A British Army soldier shot dead during a night-time military training exercise in Northumberland has been named as 24-year-old Private Conor McPherson.
Private McPherson, who was serving with The Black Watch as part of the Royal Regiment of Scotland, died after being shot in the head while taking part in a live firing exercise at Otterburn Training Area on Monday night (22 August).
Emergency services attended the incident but he was pronounced dead at the scene. The circumstances surrounding his death are still being investigated by police and the Ministry of Defence (MOD).

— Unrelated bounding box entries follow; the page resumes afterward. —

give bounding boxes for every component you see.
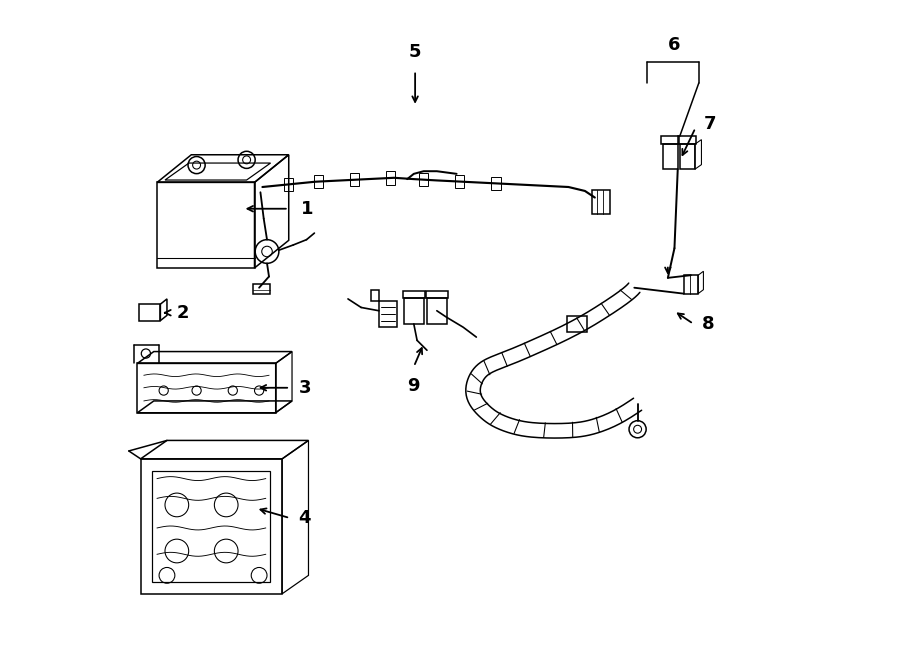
Text: 1: 1	[301, 200, 313, 217]
Text: 7: 7	[704, 116, 716, 134]
Text: 4: 4	[299, 509, 311, 527]
Text: 9: 9	[408, 377, 420, 395]
Text: 8: 8	[702, 315, 715, 333]
Text: 5: 5	[409, 42, 421, 61]
Text: 3: 3	[299, 379, 311, 397]
Text: 6: 6	[668, 36, 680, 54]
Text: 2: 2	[176, 303, 189, 322]
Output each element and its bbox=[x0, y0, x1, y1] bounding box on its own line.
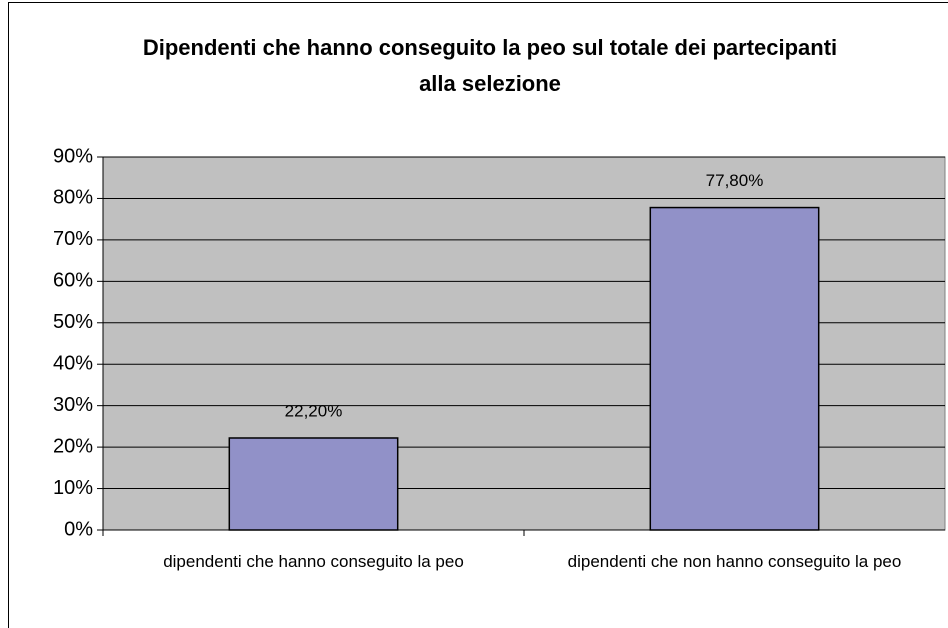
x-tick-label: dipendenti che hanno conseguito la peo bbox=[163, 552, 464, 571]
y-tick-label: 30% bbox=[53, 394, 93, 416]
y-tick-label: 90% bbox=[53, 145, 93, 167]
y-tick-label: 0% bbox=[64, 518, 93, 540]
data-label: 77,80% bbox=[706, 171, 764, 190]
y-tick-label: 80% bbox=[53, 187, 93, 209]
y-tick-label: 50% bbox=[53, 311, 93, 333]
y-tick-label: 40% bbox=[53, 353, 93, 375]
x-tick-label: dipendenti che non hanno conseguito la p… bbox=[567, 552, 902, 571]
bar bbox=[649, 206, 820, 531]
chart-title: Dipendenti che hanno conseguito la peo s… bbox=[142, 35, 838, 96]
chart-border bbox=[8, 2, 948, 628]
y-tick-label: 10% bbox=[53, 477, 93, 499]
data-label: 22,20% bbox=[285, 401, 343, 420]
y-tick-label: 20% bbox=[53, 435, 93, 457]
y-tick-label: 70% bbox=[53, 228, 93, 250]
bar bbox=[228, 437, 399, 531]
y-tick-label: 60% bbox=[53, 270, 93, 292]
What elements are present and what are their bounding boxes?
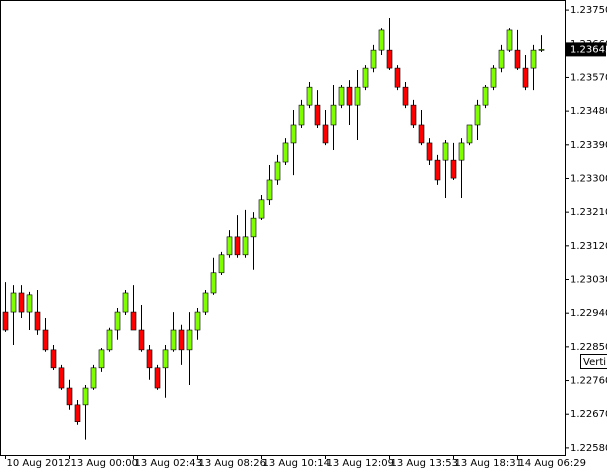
y-tick-label: 1.23480 xyxy=(570,106,607,117)
y-tick-label: 1.22580 xyxy=(570,443,607,454)
candle-body xyxy=(90,367,97,389)
y-tick-label: 1.23390 xyxy=(570,140,607,151)
candle-body xyxy=(370,49,377,69)
y-tick-label: 1.23570 xyxy=(570,72,607,83)
candle-body xyxy=(338,86,345,106)
candle-body xyxy=(442,142,449,161)
candle-body xyxy=(98,349,105,369)
candle-body xyxy=(522,67,529,88)
x-tick-label: 13 Aug 13:53 xyxy=(391,458,458,469)
candle-body xyxy=(274,161,281,181)
candle-body xyxy=(402,86,409,106)
candle-body xyxy=(146,349,153,369)
candle-body xyxy=(322,124,329,144)
candle-body xyxy=(66,387,73,406)
x-tick-label: 13 Aug 12:09 xyxy=(327,458,394,469)
candle-body xyxy=(26,294,33,313)
candle-body xyxy=(178,329,185,351)
candle-body xyxy=(202,292,209,313)
candle-body xyxy=(490,67,497,88)
x-tick-label: 13 Aug 10:14 xyxy=(263,458,330,469)
candle-body xyxy=(210,272,217,294)
candle-body xyxy=(498,49,505,69)
candle-body xyxy=(154,367,161,389)
candle-body xyxy=(138,329,145,351)
candle-body xyxy=(282,142,289,163)
candle-body xyxy=(330,104,337,126)
candle-body xyxy=(50,349,57,369)
candle-body xyxy=(130,311,137,331)
y-tick-label: 1.23300 xyxy=(570,173,607,184)
candle-body xyxy=(106,329,113,351)
candle-body xyxy=(18,292,25,313)
candle-body xyxy=(82,387,89,406)
last-price-box xyxy=(566,42,606,57)
candle-body xyxy=(114,311,121,331)
candle-body xyxy=(386,49,393,69)
candle-body xyxy=(2,311,9,331)
candle-body xyxy=(506,29,513,51)
candle-body xyxy=(530,49,537,69)
x-tick-label: 13 Aug 18:31 xyxy=(455,458,522,469)
candle-body xyxy=(394,67,401,88)
candle-body xyxy=(194,311,201,331)
candle-body xyxy=(474,104,481,126)
y-tick-label: 1.22670 xyxy=(570,409,607,420)
object-label: Verti xyxy=(583,357,606,368)
object-label-box xyxy=(580,354,607,369)
candle-body xyxy=(10,292,17,313)
y-tick-label: 1.23120 xyxy=(570,241,607,252)
candle-body xyxy=(362,67,369,88)
candle-body xyxy=(74,404,81,422)
y-tick-label: 1.22850 xyxy=(570,342,607,353)
candle-body xyxy=(354,86,361,106)
candle-body xyxy=(410,104,417,126)
candle-body xyxy=(378,29,385,51)
candle-body xyxy=(538,49,545,51)
x-tick-label: 13 Aug 00:00 xyxy=(71,458,138,469)
candle-body xyxy=(418,124,425,144)
candle-body xyxy=(34,311,41,331)
candle-body xyxy=(314,104,321,126)
x-tick-label: 13 Aug 08:26 xyxy=(199,458,266,469)
x-tick-label: 14 Aug 06:29 xyxy=(519,458,586,469)
candle-body xyxy=(298,104,305,126)
candle-body xyxy=(242,236,249,256)
candle-body xyxy=(482,86,489,106)
candle-body xyxy=(266,179,273,201)
y-tick-label: 1.22940 xyxy=(570,308,607,319)
candle-body xyxy=(290,124,297,144)
candle-body xyxy=(258,199,265,219)
candle-body xyxy=(466,124,473,144)
candle-body xyxy=(218,254,225,274)
candle-body xyxy=(458,142,465,161)
candle-body xyxy=(162,349,169,369)
candle-body xyxy=(122,292,129,313)
candle-body xyxy=(186,329,193,351)
x-tick-label: 10 Aug 2012 xyxy=(7,458,71,469)
last-price-label: 1.23645 xyxy=(570,44,607,55)
candle-body xyxy=(42,329,49,351)
x-tick-label: 13 Aug 02:43 xyxy=(135,458,202,469)
candle-body xyxy=(434,159,441,181)
y-tick-label: 1.22760 xyxy=(570,376,607,387)
candle-body xyxy=(306,86,313,106)
candle-body xyxy=(234,236,241,256)
candle-body xyxy=(514,49,521,69)
y-tick-label: 1.23210 xyxy=(570,207,607,218)
candle-body xyxy=(426,142,433,161)
candle-body xyxy=(170,329,177,351)
candle-body xyxy=(346,86,353,106)
y-tick-label: 1.23030 xyxy=(570,275,607,286)
candle-body xyxy=(250,217,257,238)
candle-body xyxy=(450,159,457,179)
y-tick-label: 1.23750 xyxy=(570,5,607,16)
candle-body xyxy=(226,236,233,256)
candle-body xyxy=(58,367,65,389)
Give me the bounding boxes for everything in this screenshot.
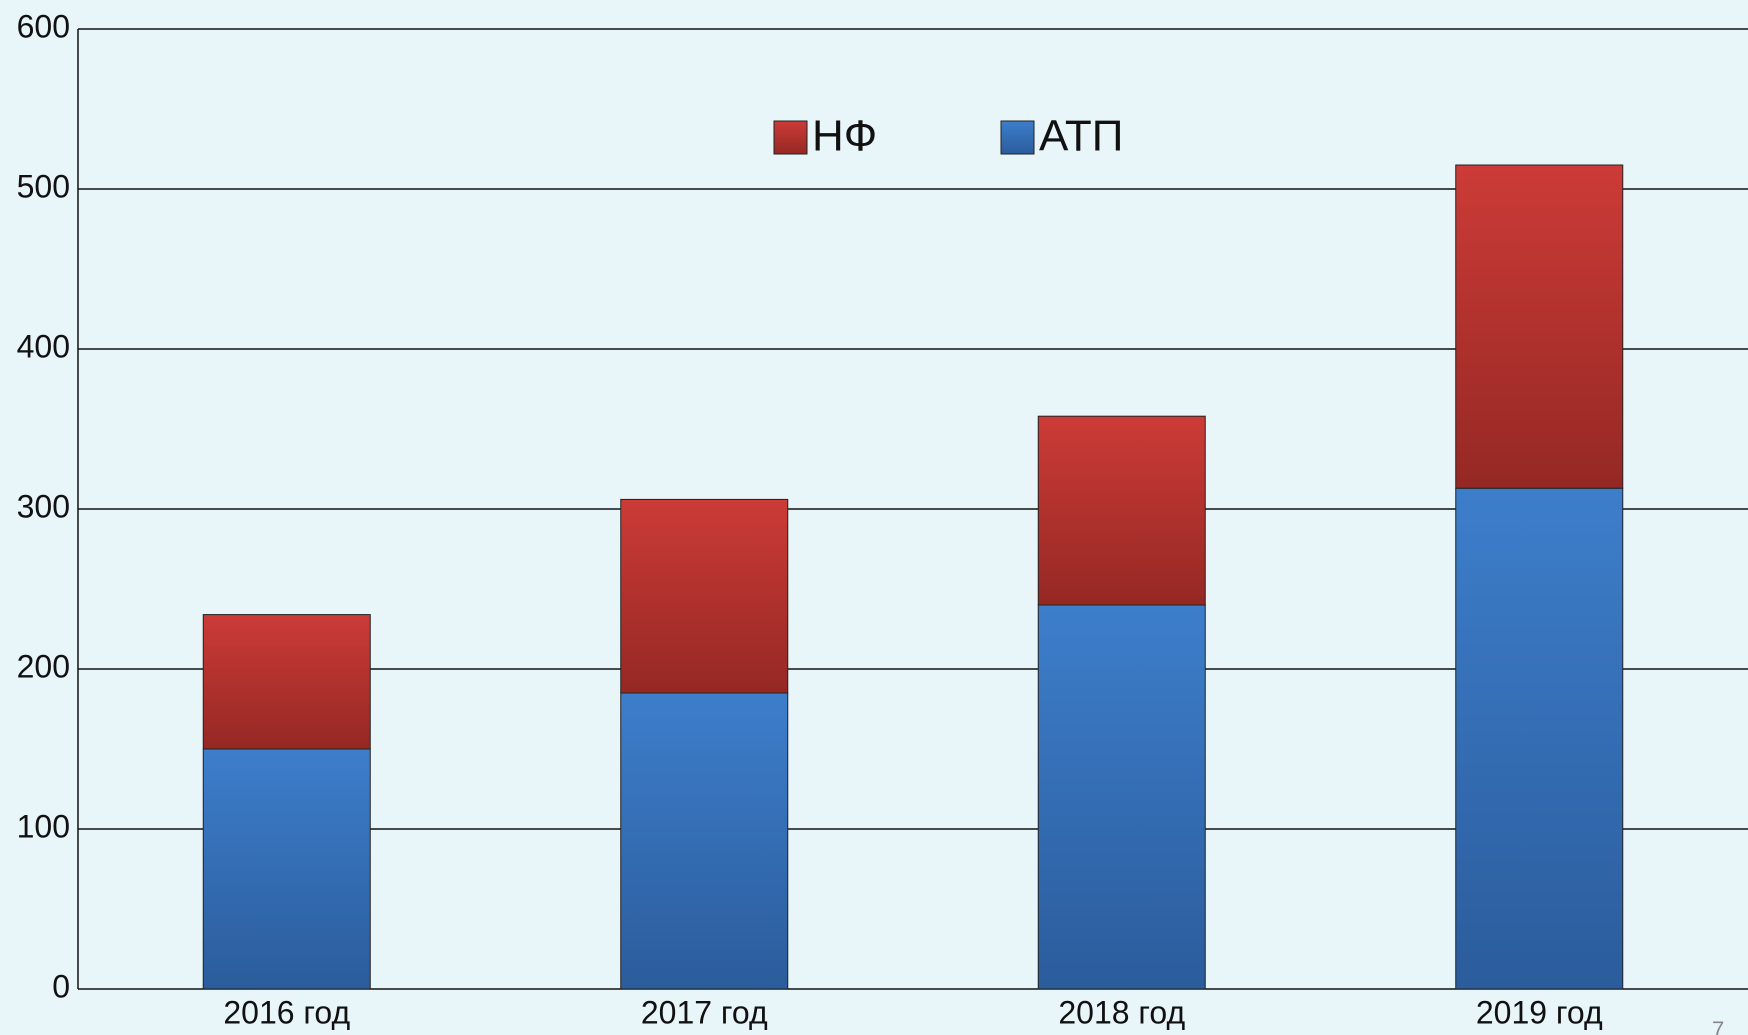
y-tick-label: 500 <box>17 168 70 204</box>
x-tick-label: 2018 год <box>1058 994 1185 1030</box>
legend-label: АТП <box>1039 112 1123 161</box>
x-tick-label: 2017 год <box>641 994 768 1030</box>
bar-segment <box>203 749 370 989</box>
bar-segment <box>1038 416 1205 605</box>
bar-segment <box>621 693 788 989</box>
x-tick-label: 2019 год <box>1476 994 1603 1030</box>
bar-segment <box>1456 165 1623 488</box>
x-tick-label: 2016 год <box>223 994 350 1030</box>
legend-label: НФ <box>812 112 877 161</box>
bar-segment <box>1456 488 1623 989</box>
y-tick-label: 200 <box>17 648 70 684</box>
y-tick-label: 0 <box>52 968 70 1004</box>
bar-segment <box>1038 605 1205 989</box>
y-tick-label: 400 <box>17 328 70 364</box>
page-number: 7 <box>1712 1017 1724 1035</box>
legend-swatch <box>1001 121 1034 154</box>
bar-segment <box>621 499 788 693</box>
bar-segment <box>203 615 370 749</box>
page: {"chart_data": {"type": "stacked-bar", "… <box>0 0 1748 1035</box>
y-tick-label: 100 <box>17 808 70 844</box>
y-tick-label: 600 <box>17 8 70 44</box>
y-tick-label: 300 <box>17 488 70 524</box>
chart: 7 0 100 200 300 400 500 600 2016 год 2017 год 201… <box>0 0 1748 1035</box>
legend-swatch <box>774 121 807 154</box>
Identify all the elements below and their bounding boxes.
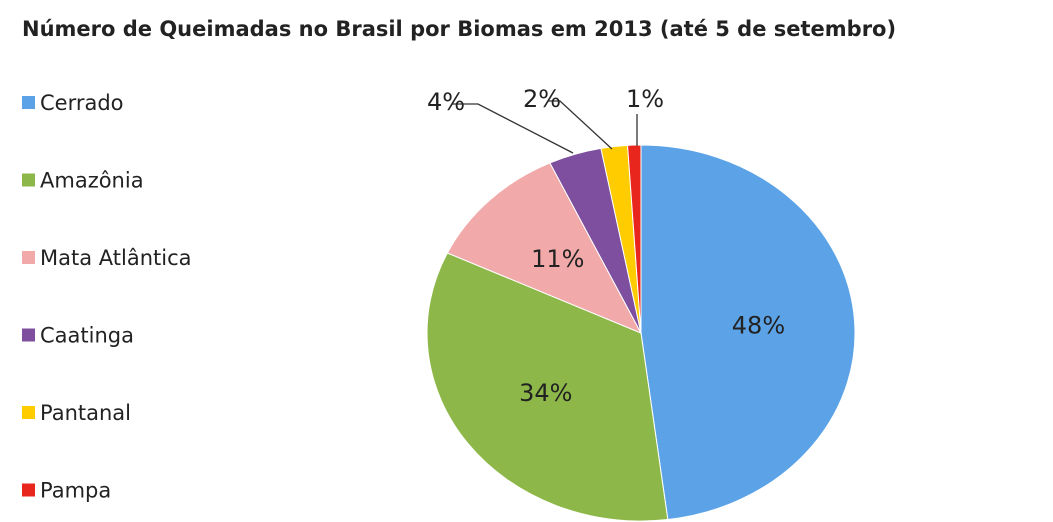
legend-label: Pantanal: [40, 401, 131, 425]
leader-line: [452, 103, 574, 154]
pie-slice: [640, 144, 856, 521]
legend-swatch: [22, 173, 35, 187]
legend-label: Pampa: [40, 479, 111, 503]
data-label: 2%: [523, 85, 561, 113]
legend-swatch: [22, 251, 35, 264]
legend-label: Amazônia: [40, 169, 144, 193]
pie-slice: [446, 162, 643, 334]
pie-slice: [426, 252, 669, 522]
data-label: 34%: [519, 379, 572, 407]
legend-label: Mata Atlântica: [40, 246, 192, 270]
data-label: 1%: [626, 85, 664, 113]
legend-swatch: [22, 96, 35, 109]
chart-title: Número de Queimadas no Brasil por Biomas…: [22, 17, 896, 41]
legend-swatch: [22, 328, 35, 342]
legend-label: Caatinga: [40, 324, 134, 348]
data-label: 4%: [427, 88, 465, 116]
legend-label: Cerrado: [40, 91, 124, 115]
legend-swatch: [22, 483, 35, 497]
leader-line: [548, 100, 613, 150]
data-label: 48%: [732, 312, 785, 340]
pie-slice: [627, 144, 642, 334]
legend-swatch: [22, 406, 35, 419]
data-label: 11%: [531, 245, 584, 273]
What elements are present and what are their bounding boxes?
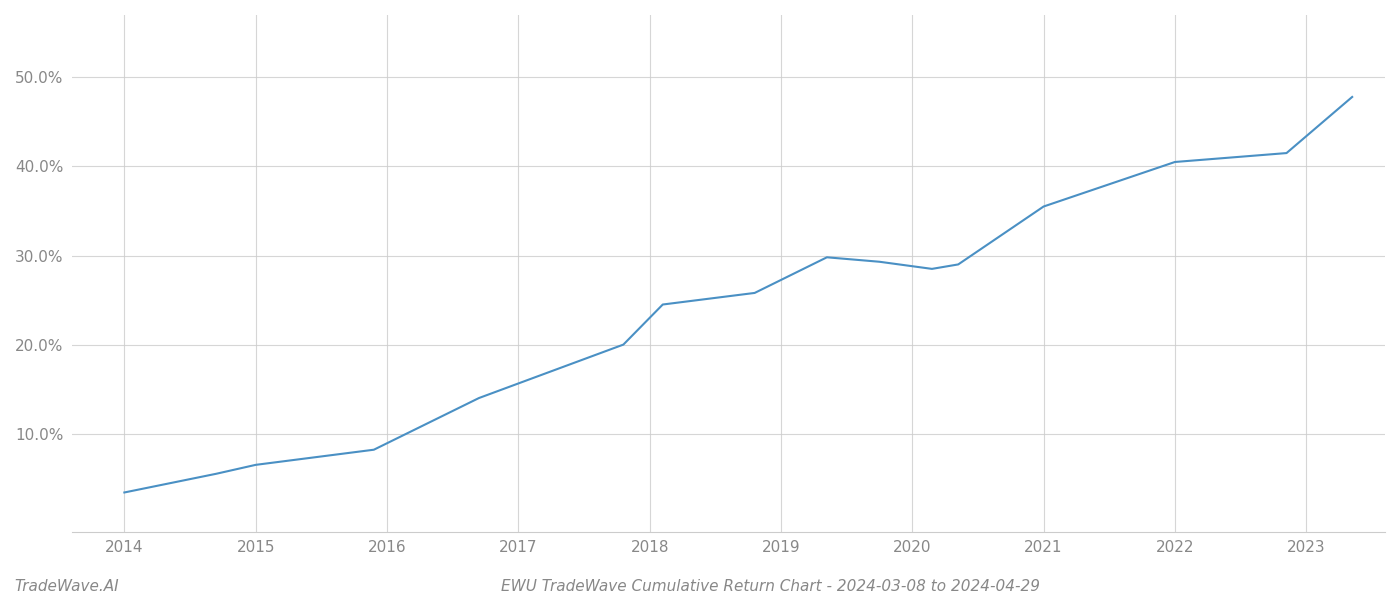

No arrests have been made.
Private McPherson, from Paisley, Renfrewshire in Scotland, leaves behind two grieving parents and an older sister.
He was described by his commanding officer as a "capable young soldier" and had spent time abroad for training, both in Kenya and France, after joining the army in 2014.
Commanding Officer Lieutenant Colonel Alasdair Steele said: "He constantly drove to develop himself physically and was well liked among his peers for his sharp wit and sense of humour.
"However, Private McPherson's true passion was to his parents and his older sister – he was part of a very close knit family, and his great joy was spending time with them at the weekends and over leave. The entire Battalion's thoughts are very much with his family and friends."
After completing his training at the infantry Training Centre Catterick he was posted to The Black Watch, 3rd Battalion, The Royal Regiment of Scotland, based at Fort George, Inverness, in February 2015.
First Minister Nicola Sturgeon pays tribute
Armed Forces Minister Mike Penning said on Tuesday: "My thoughts are with the soldier's family, friends and colleagues at this difficult time. The safety of our personnel is our absolute priority and while deaths in training don't happen often, any death is a tragedy."
Tributes also came from First Minister Nicola Sturgeon, who said: "This is a tragic incident and my deepest condolences go to the family, friends and colleagues of the soldier who has died. Our armed forces do a difficult and dangerous job at all times, and this is another stark reminder of that. My thoughts are with all who loved this brave soldier."
Hundreds of troops are believed to have taken part in live firing training at Otterburn last week. The training zone was set up in 1911 and is the second-largest live firing range in the country.